Molly laughed at his outrage. “Okay, better than nice. I didn’t know if you really wanted to kiss me.”
“I’ve wanted to kiss you since that first meeting in your office, when I hated you.”
All trace of the smile vanished; there was something hugely vulnerable in the way she looked at him now. “Really?”
“Did I hate you?”
“Want to kiss me.”
“Yeah.” His voice was pure grit. He bent forward enough to rest his forehead against hers. “I still do. But we seem to have company.”
“Company?” She stiffened, pulled back, turned her head. “Oh, thank God.”
“Thank God?”
“What if it had been students from the high school?”
“That might not have been the best,” Richard admitted. “Do they make it over here to the river from school?”
“I’m sure they do. We have closed campus for freshmen and sophomores, but the juniors and seniors can head out for lunch.”
He hadn’t felt this good in he couldn’t remember how long. Years. Maybe never. “We’ll make out somewhere different next time,” he said, smiling at her wickedly.
She snorted. “In your dreams.”
“Oh, I’ve been dreaming.”
They’d started toward the parking lot, passing a pair of incurious mothers paying more attention to their offspring than to the other people at the park. Molly’s hand slipped into his. “I’ve been dreaming, too,” she said softly.
He almost said, I want you. He did. Desperately. But he had a bad feeling he knew what she’d say, what she’d make him admit—their kids had to come first right now. Richard had no idea how his seriously screwed-up son would respond to his dad suddenly having a sex life. A relationship. Oh, yeah, and with his pregnant girlfriend’s mother.

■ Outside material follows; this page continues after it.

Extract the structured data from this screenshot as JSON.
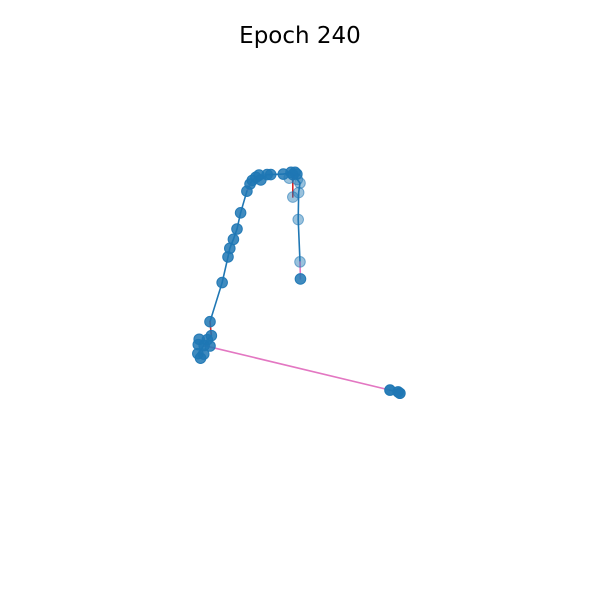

Richard hadn’t forgotten the way Cait had reacted the time she’d come home and found him alone there with her mother. The spoiled brat in her had come out. God knows, he thought, their lives were complicated enough right now, the way their kids had tangled them all into a knot.
No, he wouldn’t say anything that blunt, but he was damned if two selfish brats would make him wait indefinitely to go after the first woman he’d seriously wanted in years.
“We’ll work it out,” he said easily.
A choked laugh escaped her. “But not necessarily well.”
They’d reached their cars. He stopped her, taking her other hand, too, so she had to face him. He smiled, kissed her lightly, then not so lightly. They were both breathing raggedly. “I think it’ll go fine. I wish to hell it could right this minute,” he murmured.
Obviously not yet firing on all cylinders, she blinked bemusedly at him.
“Our time will come, Molly Callahan.”
She could have said, I’m not sure. Or stiffened and stepped back with a Maybe. Or even a suspicious, Time for exactly what? And, Do you plan to use a condom? She didn’t say any of those things. She gave him an astonishingly sweet smile. “Okay,” was all she said.
And, damn, his body surged at the sight of that smile. His fingers tightened on hers. He groaned.
Molly grinned. “Go back to work,” she said, then pecked him on the cheek and got in her car.
Leaving him with an aching erection and absolute faith that he would soon see every magnificent inch of her body bared. He would be able to touch and stroke and knead, kiss and suckle and lick.
He planted his hands on the side of his van, bent his head and groaned again.